Addiction takes over our lives in various ways, and one of the ways it can be most destructive is how volatile it can make people. Addicts can be hostile, abusive, even violent, with the people around them. Their loved ones can live in fear of the next outburst. They might walk on eggshells hoping not to trigger them. They might avoid talking about certain subjects or avoid coming into contact with them altogether. They might have been physically or verbally attacked by the addict in their family. Fear for their safety might prevent family members from trying to intervene even when they desperately want to help.

Because of the stigmas that prevail, as well as the shame that addicts internalize, there is often a culture of silence and secrecy surrounding addiction. Families often have to deal with their loved one hiding things from them – hiding bottles or drugs, concealing relationships, engaging in addictive behaviors in secret. Addicts might lie or be defensive when confronted about the issue. They might try to place blame elsewhere, change the subject, or transfer the issue onto someone or something else. Families not only have to deal with the devastating behaviors of addiction but also all of the attempts to cover them up.

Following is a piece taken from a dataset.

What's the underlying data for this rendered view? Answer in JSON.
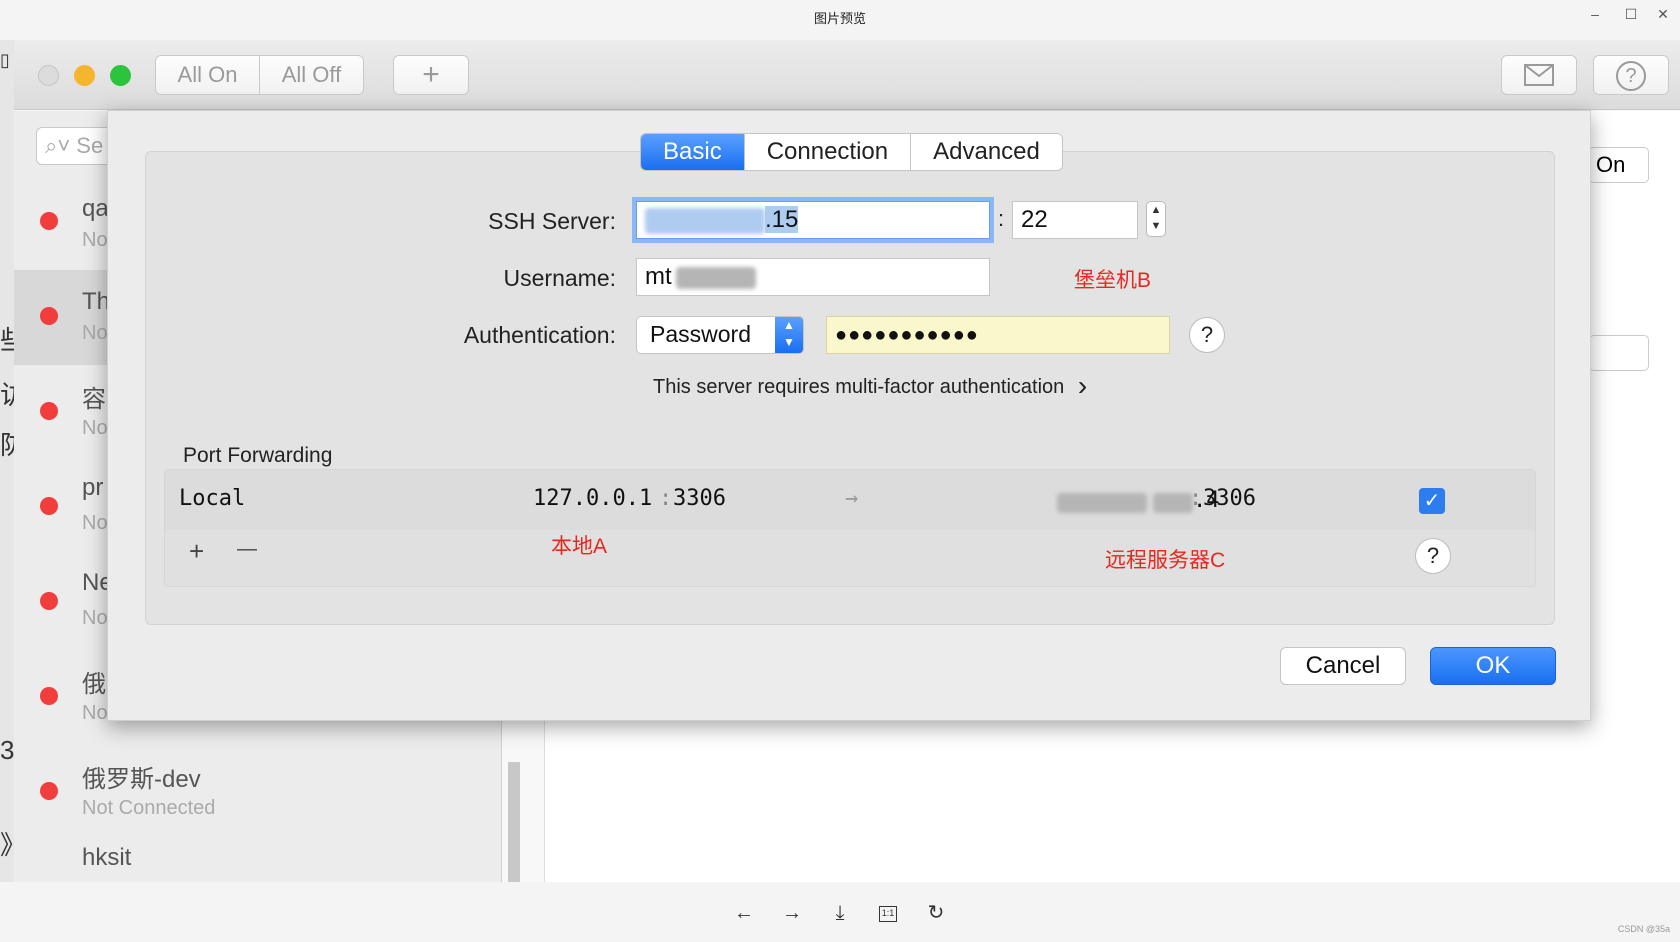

Families are energetically connected, and we pick things up from each other, often without being conscious of it. We learn patterns from one another. Families living with addiction might develop the same patterns that stemmed from the addiction – the abuse, the conflict, the avoidance, the secrecy and deceit. We don’t operate in isolation, and our patterns don’t happen in a vacuum, so it is very possible for our families to develop the same patterns we developed because of our addictions. We often live in turmoil and conflict as a result.

Having to cope with a loved one’s addiction can be one of the hardest things a family has to live with. We can start to blame ourselves and feel ashamed. We think we are at fault for our loved one’s addiction. We question where we went wrong and what we did to contribute. We can become highly stressed, worried, anxious and depressed. The weight of a family member’s addiction can be overwhelming and very depressing.